While many will doubt the words they read of a long ago account, faith asks us to "have ears" as the ancient Israelite did, and to hear the message within the story because it is a parable. Today the emotional state of anxiety and fearfulness seem ever more prevalent.
Many of us seek treatment for anxiety and stress in a doctors office with pills and other medication; while these preparations often do effectively tamp down or mask our sensory impulses towards anxiety and fearfulness, the calm of our own mind though the peace the Christ seeks to impart upon us, is not part of the medical equation. Thus we are less free and more under the influence of the drug or other medication.

While some may require medication and rightly so, there is a degree of calm, a direction for all which may be the fruit of the Spirit descended into our lives. It is the nature of the Spirit to come calling upon all, but not by any force or coercion; Spirit knocks. We either answer or we don't and if not, the Spirit is free and it flies. It will not force its way upon anyone.The Christ brings a message of the possibility of freedom from fear: "Do not be afraid, I am with you always."

What is belief, what is faith? We hear the phrase, 'just have faith!' So what is it? Most of us take for granted that religion is a set or system of beliefs; it is to many strictly concerned with beliefs and the adherence to those beliefs. This however is a rather narrow view; the Spirit comes to free us, not entangle us upon a set of dictum.
Many of the world's religions are not characterized primarily by beliefs at all, but by practice, about appropriate behaviors.

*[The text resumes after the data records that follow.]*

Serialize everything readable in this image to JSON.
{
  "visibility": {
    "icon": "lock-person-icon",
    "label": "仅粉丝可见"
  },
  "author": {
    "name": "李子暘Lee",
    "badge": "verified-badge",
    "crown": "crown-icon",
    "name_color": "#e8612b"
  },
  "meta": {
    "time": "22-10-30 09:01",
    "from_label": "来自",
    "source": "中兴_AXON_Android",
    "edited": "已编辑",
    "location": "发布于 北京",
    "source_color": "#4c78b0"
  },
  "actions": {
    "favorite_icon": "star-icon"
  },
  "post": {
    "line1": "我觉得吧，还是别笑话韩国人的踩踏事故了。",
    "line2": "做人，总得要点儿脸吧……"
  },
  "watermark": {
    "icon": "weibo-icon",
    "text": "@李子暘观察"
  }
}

So it happens that faith is about relationships, and belief is about ways of doing and being.

One of the most unfortunate aspects of religion,
all religion, no religion in particular, is that as a facet of life, it instills a set of beliefs very successfully in many without ever bringing a person to faith. Many are familiar with the story, "I attended as a child, but fell away..."
Since both belief and faith formation are important in the spiritual life, one without the other does not often succeed. As persons of faith, we engage and refine our beliefs within relationships, within communities. So the teaching, "love one another," becomes real; it becomes the imperative in faith.